White House officials say Trump plans to declassify the Nunes memo as soon as Friday. It would then likely be sent back to the House committee for possible release to the public.

Trump is at odds with both the FBI and the Justice Department over whether to make the memo public. In a rare public statement this week, the FBI expressed "grave concerns about material omissions of fact that fundamentally impact the memo’s accuracy.”

Critics of the memo say it selectively uses classified intelligence to allege the Russia investigation is affected by political bias.

FILE - Senate Minority Leader Chuck Schumer and House Minority Leader Nancy Pelosi speak at a news conference.
FILE - Senate Minority Leader Chuck Schumer and House Minority Leader Nancy Pelosi speak at a news conference.

Democrats on the House Intelligence Committee have prepared their own memo, countering the Republican claims. The top Democrat on the intelligence committee, California Congressman Adam Schiff (D-Calif.), told "CBS This Morning" that any move by Trump to make the document public would constitute an attack on the integrity of law enforcement agencies.

“It’s clear from the president that this is exactly the purpose behind this cherry-picking of information that Nunes wants to release," Schiff said. "This is designed to impugn the credibility of the FBI, to undermine the investigation.”

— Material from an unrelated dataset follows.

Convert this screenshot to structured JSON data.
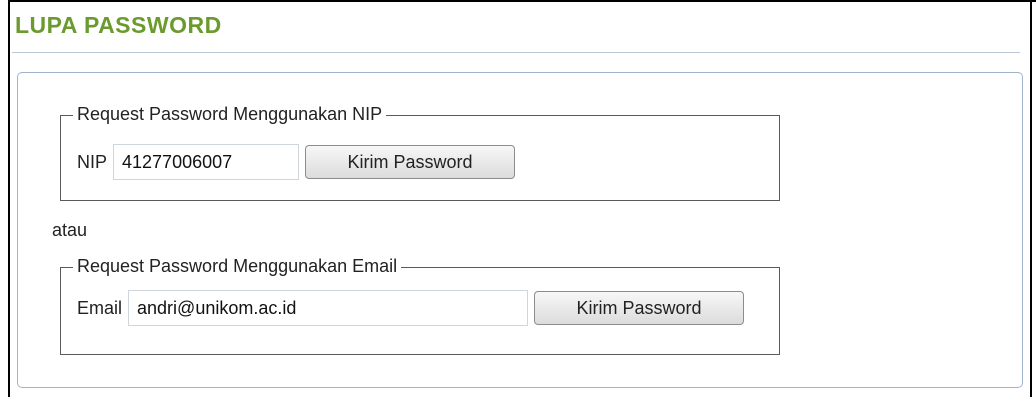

George Washington University law professor Jonathan Turley says he sees the FBI’s concern as being more political than substantive.

"Notably, the objections by the FBI have been to the memo being "inaccurate" by "omission." That does not sound like a concern over classification. It sounds like a concern over public embarrassment or criticism,” Turley told VOA.

“It is a curious thing to see Democrats expressing outrage at the notion that the Committee would ever question the classification of material by the FBI. Agencies have long been notorious for over-classification of information and the use of classification authority to shield officials from public exposure or criticism,” Turley said.

FILE - Former CIA director James Woolsey testifies on Capitol Hill, Aug. 16, 2004, in Washington.
FILE - Former CIA director James Woolsey testifies on Capitol Hill, Aug. 16, 2004, in Washington.


Former CIA Director James Woolsey, who advised the Trump campaign, said it is important that the classification system works in a “straightforward fashion”. But he told CNN the president has total discretion in releasing information.

“This whole classification system reports ultimately to one individual, the president,” Woolsey said. “So it’s entirely clear that it’s his right under the process to say “I have decided this will not harm the United States and it should be released, or I have decided this would harm the United States so I do not wanted it released. That’s his call,” he told CNN.

David B. Cohen, political science professor at the University of Akron, said he sees release of the Nunes memo as part of a Republican campaign to discredit the Russia probe being carried out by Special Counsel Robert Mueller, who is also a former FBI Director.

“Trump seems to be laying the groundwork for further firings of high-level DOJ personnel including Deputy Attorney General Rod Rosenstein and Special Counsel Robert Mueller, as well as the pardoning of key witnesses and family members, Cohen told VOA.

“By utilizing a sustained strategy of publicly criticizing and discrediting the upper ranks and career civil servants of the FBI and DOJ, Trump is attempting to inoculate his base and others that are sympathetic to his plight for when he fires Rosenstein, Mueller, and others,” Cohen said.

FILE - House Intelligence Committee Chairman Rep. Devin Nunes, R-Calif.
FILE - House Intelligence Committee Chairman Rep. Devin Nunes, R-Calif.

Intelligence Committee chairman Nunes called the FBI's objections to release of the memo "spurious."

"The FBI is intimately familiar with ‘material omissions' with respect to their presentations to both Congress and the courts, and they are welcome to make public, to the greatest extent possible, all the information they have on these abuses," Nunes said in a statement.

Trump, while attacking top FBI and Justice Department officials, tried to differentiate between leadership and the rank and file of the investigative agencies. In on his his tweets Friday, Trump wrote “Rank and file great people.”